I am sipping an Americano in Great Falls in the brick and stone historic downtown. Tater lays at my feet on a sidewalk that is warming in the late morning sun. Everyone walking past me pauses to pet him and they lift his face to meet his eyes with their own and they declare, “He is beautiful!” And it’s true.
Every woman I’ve seen on this city sidewalk looks lovely and put-together in skirts and heels, make-up on and hair smoothed. I look like a tangle of Provence and hippy in a beautiful pocketed linen skirt, a sloppy tank top, layers of wild jewelry and bed head. I did sleep in a tent last night.
I slept in a tent last night alongside an easy curve of the Missouri River beside the shadows of the cottonwoods that grow so wide and resplendent in this part of the state. I like this part of Montana, beneath the High Line in the Missouri River Breaks where the land looks like deflated lungs and the deer grow big. It’s my sort of country, scrappy but secretly tender; true to itself to such a degree that it is entirely unfettered and free as the wind.
In the morning, I stepped out of my tent and felt the sun on my face. I stretched my arms out wide and found myself suddenly surprised by my wingspan. It is wide. It is wider than ever. I slid my feet into my shoes and began walking.
When I pass through, when I slip through the golden grass beneath the cottonwoods alongside the river, I imagine myself quadruped and fat on summer. It is late in the season now and the fresh shoots have to be sought out thoughtfully and teased up out of the dry earth so that the simple action of feeding myself the richest things resembles a kiss.
Jillian! Reading your writing is like having your skin warmed by the sun. So delicious and peaceful, you feel it right in the depths of your being. Your previous blog post about the “west” was beautiful; its not even a state of mind but a state of the soul, that even when you’re not in the west, you are, you long to be, and you yearn for that dust, and scrappy-ness, and those purple rain clouds coming over the mesa and the meandering river waters. Even though I’m originally “of the west”, I’m currently living in the Navajo Nation, and I feel it in a deeper way even now. Its the greatest. As always, thank you for sharing your heart here.
Caitlin, thank you for being one more person who makes this space a safe space for me to share in. Appreciate you being here, so much. XX
Oh, that last paragraph. I imagine myself quadruped and fat on summer. I know there’s a book or two in you.
I think I have a book in me, too. It’s a matter of focus and intensity…but eventually I think it will be written. XX
Loved this…loved everything about it except for one word…”rodeo”. My first, only, and last was in Yakima. In the space of 2 hours, 2 horses broke their legs and had to be carted out of the ring. I was horrified. I hope you don’t mind that I’ve spoken my mind…

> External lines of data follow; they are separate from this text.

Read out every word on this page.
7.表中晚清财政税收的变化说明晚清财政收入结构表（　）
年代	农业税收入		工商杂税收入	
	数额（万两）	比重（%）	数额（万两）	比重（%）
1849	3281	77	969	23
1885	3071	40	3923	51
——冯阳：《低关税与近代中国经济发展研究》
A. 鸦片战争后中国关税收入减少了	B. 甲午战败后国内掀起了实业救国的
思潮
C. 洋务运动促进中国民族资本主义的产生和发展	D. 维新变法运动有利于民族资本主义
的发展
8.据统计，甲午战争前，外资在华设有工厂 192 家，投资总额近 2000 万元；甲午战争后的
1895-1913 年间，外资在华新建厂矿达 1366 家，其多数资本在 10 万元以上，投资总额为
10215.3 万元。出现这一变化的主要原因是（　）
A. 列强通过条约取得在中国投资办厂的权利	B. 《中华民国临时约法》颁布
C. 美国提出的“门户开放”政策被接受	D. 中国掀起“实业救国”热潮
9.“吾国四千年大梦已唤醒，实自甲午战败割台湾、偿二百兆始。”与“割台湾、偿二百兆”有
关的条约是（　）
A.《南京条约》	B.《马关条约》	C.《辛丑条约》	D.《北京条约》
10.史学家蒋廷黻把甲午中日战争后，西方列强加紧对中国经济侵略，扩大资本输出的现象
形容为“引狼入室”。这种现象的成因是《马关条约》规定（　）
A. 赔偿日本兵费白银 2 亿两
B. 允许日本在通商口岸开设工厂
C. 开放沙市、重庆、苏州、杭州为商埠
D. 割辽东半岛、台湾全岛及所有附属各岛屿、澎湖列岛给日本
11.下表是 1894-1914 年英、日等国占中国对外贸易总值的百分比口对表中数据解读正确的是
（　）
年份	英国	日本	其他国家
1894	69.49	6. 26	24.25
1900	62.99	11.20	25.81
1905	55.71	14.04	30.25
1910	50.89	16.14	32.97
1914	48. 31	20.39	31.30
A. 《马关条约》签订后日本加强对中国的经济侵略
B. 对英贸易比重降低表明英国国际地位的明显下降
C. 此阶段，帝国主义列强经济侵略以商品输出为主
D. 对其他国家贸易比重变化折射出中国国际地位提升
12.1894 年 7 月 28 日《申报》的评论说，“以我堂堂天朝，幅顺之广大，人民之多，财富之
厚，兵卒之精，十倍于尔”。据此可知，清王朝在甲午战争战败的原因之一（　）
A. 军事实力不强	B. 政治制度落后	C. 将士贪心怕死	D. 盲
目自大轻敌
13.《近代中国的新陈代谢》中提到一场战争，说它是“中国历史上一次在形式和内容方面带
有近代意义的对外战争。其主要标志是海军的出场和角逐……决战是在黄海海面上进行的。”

Oh! You confused me! I mentioned rodeo in a different post. You can absolutely feel free to dislike the word rodeo. I am curious as to which events horses were injured in while you were at the Yakima rodeo.

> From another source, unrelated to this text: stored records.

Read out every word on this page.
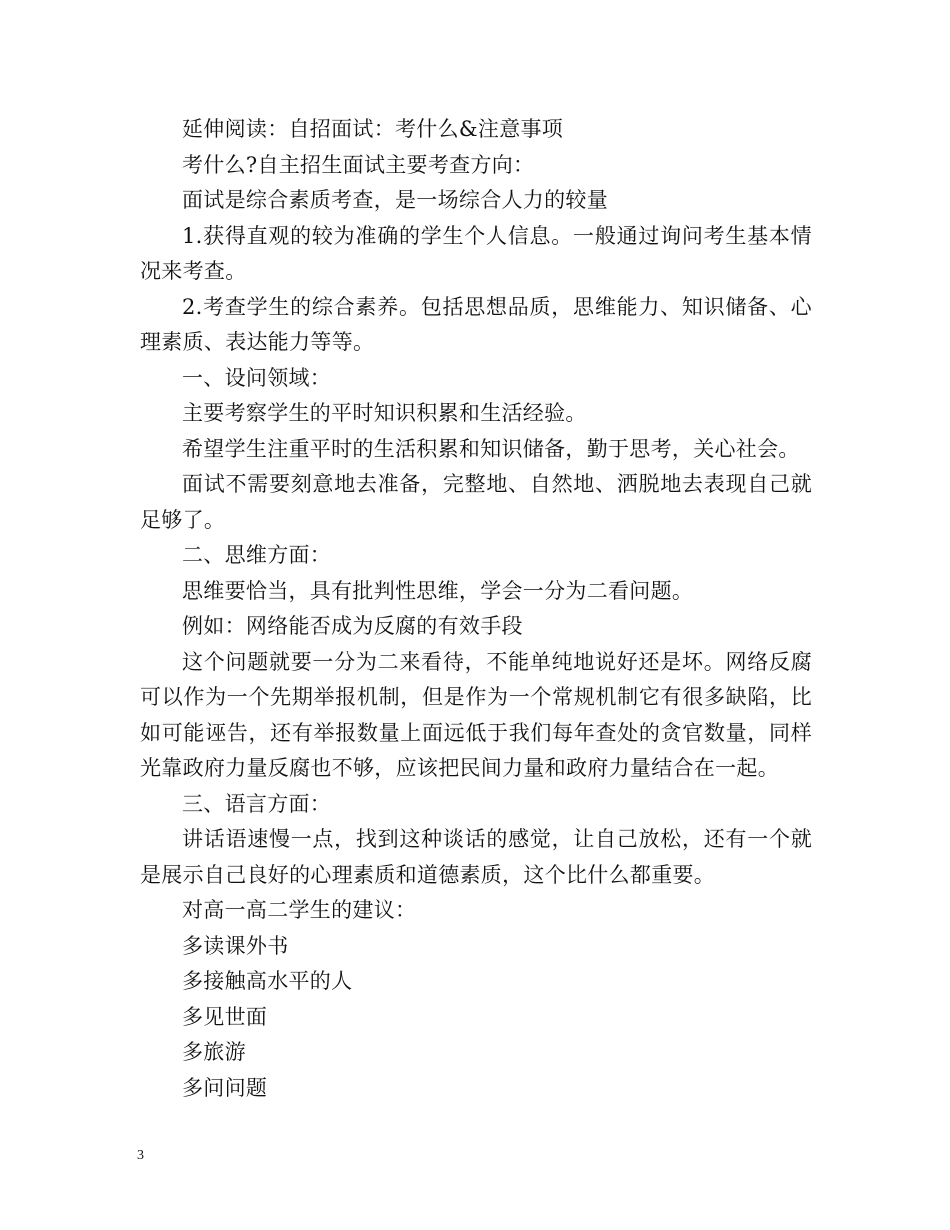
延伸阅读：自招面试：考什么&注意事项

考什么?自主招生面试主要考查方向：

面试是综合素质考查，是一场综合人力的较量

1.获得直观的较为准确的学生个人信息。一般通过询问考生基本情况来考查。

2.考查学生的综合素养。包括思想品质，思维能力、知识储备、心理素质、表达能力等等。

一、设问领域：

主要考察学生的平时知识积累和生活经验。

希望学生注重平时的生活积累和知识储备，勤于思考，关心社会。

面试不需要刻意地去准备，完整地、自然地、洒脱地去表现自己就足够了。

二、思维方面：

思维要恰当，具有批判性思维，学会一分为二看问题。

例如：网络能否成为反腐的有效手段

这个问题就要一分为二来看待，不能单纯地说好还是坏。网络反腐可以作为一个先期举报机制，但是作为一个常规机制它有很多缺陷，比如可能诬告，还有举报数量上面远低于我们每年查处的贪官数量，同样光靠政府力量反腐也不够，应该把民间力量和政府力量结合在一起。

三、语言方面：

讲话语速慢一点，找到这种谈话的感觉，让自己放松，还有一个就是展示自己良好的心理素质和道德素质，这个比什么都重要。

对高一高二学生的建议：

多读课外书

多接触高水平的人

多见世面

多旅游

多问问题

3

So sorry, I realized that the text was in the other post after I commented. The horses that I saw get injured (I presume fatally as they both had to be elevated onto the back of a flat truck while people tried to shield what was going on), were both involved in the same “event”. I’m not sure what this spectacle is officially called, but it is where they let a bunch of horses out of a chute and teams of two people see who can be the fastest at roping them and getting a saddle across the horses back. All of the horses coming out of that chute acted “wild”…which is how I suppose the folks putting the event on want them to be. Horses were running into the fenced walls and into each other. Before this event, there was also calf roping. I can’t see how slamming a young animal violently to the ground can be good for them. I insisted we leave early and vowed to never go to another rodeo again. I am not a part of any organized group such as PETA but I can clearly identify animal cruelty. I have loved and admired horses all of my life and to see them get “injured” in a spectator sport is tragic to me. Thank you Jillian for giving me a chance to voice my opinion. Others may not agree and have a full right to do so.

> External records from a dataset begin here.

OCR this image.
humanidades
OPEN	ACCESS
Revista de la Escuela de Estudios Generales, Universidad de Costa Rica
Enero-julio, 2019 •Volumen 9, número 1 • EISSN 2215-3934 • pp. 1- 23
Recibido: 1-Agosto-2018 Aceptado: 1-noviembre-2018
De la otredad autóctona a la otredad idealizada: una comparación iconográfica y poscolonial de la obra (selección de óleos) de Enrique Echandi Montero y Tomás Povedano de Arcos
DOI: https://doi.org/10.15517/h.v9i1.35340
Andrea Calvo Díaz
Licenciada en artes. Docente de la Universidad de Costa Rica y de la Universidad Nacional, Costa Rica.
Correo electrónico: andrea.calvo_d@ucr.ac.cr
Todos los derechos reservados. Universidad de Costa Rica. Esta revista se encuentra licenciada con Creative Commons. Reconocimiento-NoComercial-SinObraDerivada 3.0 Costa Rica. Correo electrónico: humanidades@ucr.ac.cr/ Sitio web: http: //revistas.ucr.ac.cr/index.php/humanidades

Thanks for sharing your story, Mary.
How entirely beautiful this is, Jillian! I can always feel my spirit plumping up when I’m sitting here with your sharing and I love it and am so very thankful for this nourishment. You are as beautiful as sunrise. Long may you shine, love***
Love you, babe. Thankful to have you in my life.
John Denver helped me through my teenage years. I always say if someone wants to know me, just listen to some JD. He was and still is such am important person in my life. I love country music, but I ever thought of JD as country either. He was of the Earth, of the west, just as you said. Thank you for loving him as well!
He was totally of the earth. Love that man and his guitar and his voice.
XX
I hope you have sat next to Giant Springs in Great Falls. It is a wonderful upwelling of water and energy . The water that flows out takes 50 years to travel from the south in the Belt Mountains. cheers.